No, it might say that, depending on (among other things) what exactly it means to value your own existence.
It means your preference ordering says that it’s very good for you to be alive.
We can stipulate that you get decisive evidence that you’re not in a simulation.
So then chop your legs off if you care about maximizing your total amount of experience of being alive across the multiverse (though maybe check that your measure of such experience is well-defined before doing so), or don’t chop them off if you care about maximizing the fraction of high-quality subjective experience of being alive that you have.

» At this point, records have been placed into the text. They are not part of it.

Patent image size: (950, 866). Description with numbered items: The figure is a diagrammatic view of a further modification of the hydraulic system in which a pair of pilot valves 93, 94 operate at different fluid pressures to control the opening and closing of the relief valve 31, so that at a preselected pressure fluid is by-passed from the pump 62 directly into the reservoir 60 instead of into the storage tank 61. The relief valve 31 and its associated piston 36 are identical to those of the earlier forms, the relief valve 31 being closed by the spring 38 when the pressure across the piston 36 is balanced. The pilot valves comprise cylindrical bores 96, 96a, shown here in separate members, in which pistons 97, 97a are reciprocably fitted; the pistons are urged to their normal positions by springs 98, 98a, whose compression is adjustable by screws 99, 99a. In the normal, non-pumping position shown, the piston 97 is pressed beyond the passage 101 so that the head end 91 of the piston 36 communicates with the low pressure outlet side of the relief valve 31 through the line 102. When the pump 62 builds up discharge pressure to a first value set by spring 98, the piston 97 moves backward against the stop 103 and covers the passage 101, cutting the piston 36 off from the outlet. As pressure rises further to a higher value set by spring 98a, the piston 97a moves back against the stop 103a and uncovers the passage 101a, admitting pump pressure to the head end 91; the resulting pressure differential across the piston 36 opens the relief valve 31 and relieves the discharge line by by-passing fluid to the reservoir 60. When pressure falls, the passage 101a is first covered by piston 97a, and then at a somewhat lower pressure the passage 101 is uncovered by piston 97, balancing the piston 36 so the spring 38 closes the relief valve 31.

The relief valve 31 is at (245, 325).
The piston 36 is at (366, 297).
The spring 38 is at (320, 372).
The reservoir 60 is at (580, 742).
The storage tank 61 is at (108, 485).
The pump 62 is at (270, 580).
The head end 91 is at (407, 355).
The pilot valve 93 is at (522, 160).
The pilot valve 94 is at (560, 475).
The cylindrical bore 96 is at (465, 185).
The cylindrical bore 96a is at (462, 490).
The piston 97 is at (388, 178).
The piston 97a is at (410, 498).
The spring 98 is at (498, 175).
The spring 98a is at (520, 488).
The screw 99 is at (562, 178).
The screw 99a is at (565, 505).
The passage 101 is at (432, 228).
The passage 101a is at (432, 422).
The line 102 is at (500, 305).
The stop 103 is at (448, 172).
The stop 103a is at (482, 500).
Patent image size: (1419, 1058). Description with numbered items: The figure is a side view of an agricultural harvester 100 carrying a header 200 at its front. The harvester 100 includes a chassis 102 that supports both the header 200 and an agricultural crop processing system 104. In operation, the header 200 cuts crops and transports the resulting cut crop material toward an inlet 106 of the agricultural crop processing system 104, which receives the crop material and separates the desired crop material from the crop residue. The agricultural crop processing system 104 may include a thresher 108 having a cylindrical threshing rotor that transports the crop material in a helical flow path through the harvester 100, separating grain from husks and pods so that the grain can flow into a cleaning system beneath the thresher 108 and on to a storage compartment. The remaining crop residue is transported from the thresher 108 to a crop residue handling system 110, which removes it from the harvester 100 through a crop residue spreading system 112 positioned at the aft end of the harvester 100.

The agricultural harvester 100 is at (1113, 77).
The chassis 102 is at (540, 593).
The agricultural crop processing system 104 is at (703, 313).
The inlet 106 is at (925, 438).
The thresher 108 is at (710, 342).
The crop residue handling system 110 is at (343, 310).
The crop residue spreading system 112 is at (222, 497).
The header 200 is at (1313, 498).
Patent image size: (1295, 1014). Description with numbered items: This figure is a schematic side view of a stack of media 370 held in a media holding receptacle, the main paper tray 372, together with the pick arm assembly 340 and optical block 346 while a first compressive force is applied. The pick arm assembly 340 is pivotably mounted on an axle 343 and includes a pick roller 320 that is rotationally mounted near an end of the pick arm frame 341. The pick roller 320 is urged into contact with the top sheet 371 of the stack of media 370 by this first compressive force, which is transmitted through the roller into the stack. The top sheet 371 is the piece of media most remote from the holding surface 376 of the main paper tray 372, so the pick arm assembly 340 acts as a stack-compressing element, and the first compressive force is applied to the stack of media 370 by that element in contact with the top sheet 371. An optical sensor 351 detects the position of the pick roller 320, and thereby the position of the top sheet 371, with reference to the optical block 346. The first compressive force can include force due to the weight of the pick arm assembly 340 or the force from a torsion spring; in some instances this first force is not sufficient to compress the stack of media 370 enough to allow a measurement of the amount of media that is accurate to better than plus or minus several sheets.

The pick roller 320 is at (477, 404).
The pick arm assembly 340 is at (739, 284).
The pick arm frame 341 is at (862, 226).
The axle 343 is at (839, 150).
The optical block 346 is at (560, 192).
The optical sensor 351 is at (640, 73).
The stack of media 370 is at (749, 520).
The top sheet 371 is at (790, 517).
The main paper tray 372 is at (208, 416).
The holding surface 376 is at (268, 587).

This seems more like an anthropics issue than a question where you need any kind of fancy decision theory though. It’s probably better to start by understanding decision theory without examples that involve existence or not, since those introduce a bunch of weird complications about the nature of the multiverse and what it even means to exist (or fail to exist) in the first place.
Let’s stipulate you have good evidence that you are the only being in the universe, and no one else will exist in the future. You don’t care about what happens to anyone else.
OK. Simultaneously believing that and believing the truth of the original setup seems dangerously close to believing a contradiction.
But anyway, you don’t really need all those stipulations to decide not to chop your legs off; just don’t do that if you value your legs. (You also don’t need FDT to see that you should defect against CooperateBot in a prisoner’s dilemma, though of course FDT will give the same answer.)
A couple of general points to keep in mind when dealing with thought experiments that involve thorny or exotic questions of (non-)existence:
“Entities that don’t exist don’t care that they don’t exist” is a vacuously true, for most ordinary definitions of non-existence. If you fail to exist as a result of your decision process, that’s generally not a problem for you, unless you also have unusual preferences over or beliefs about the precise nature of existence and non-existence.[1]
If you make the universe inconsistent as a result of your decision process, that’s also not a problem for you (or for your decision process). Though it may be a problem for the universe creator, which in the case of a thought experiment could be said to be the author of that thought experiment.
An even simpler view is that logically inconsistent universes don’t actually exist at all—what would it even mean for there to be a universe (or even a thought experiment) in which, say, 1 + 2 = 4? Though if you accepted the simpler view, you’d probably also be a physicalist.
I continue to advise you to avoid confidently pontificating on decision theory thought experiments that directly involve non-existence, until you are more practiced at applying them correctly in ordinary situations.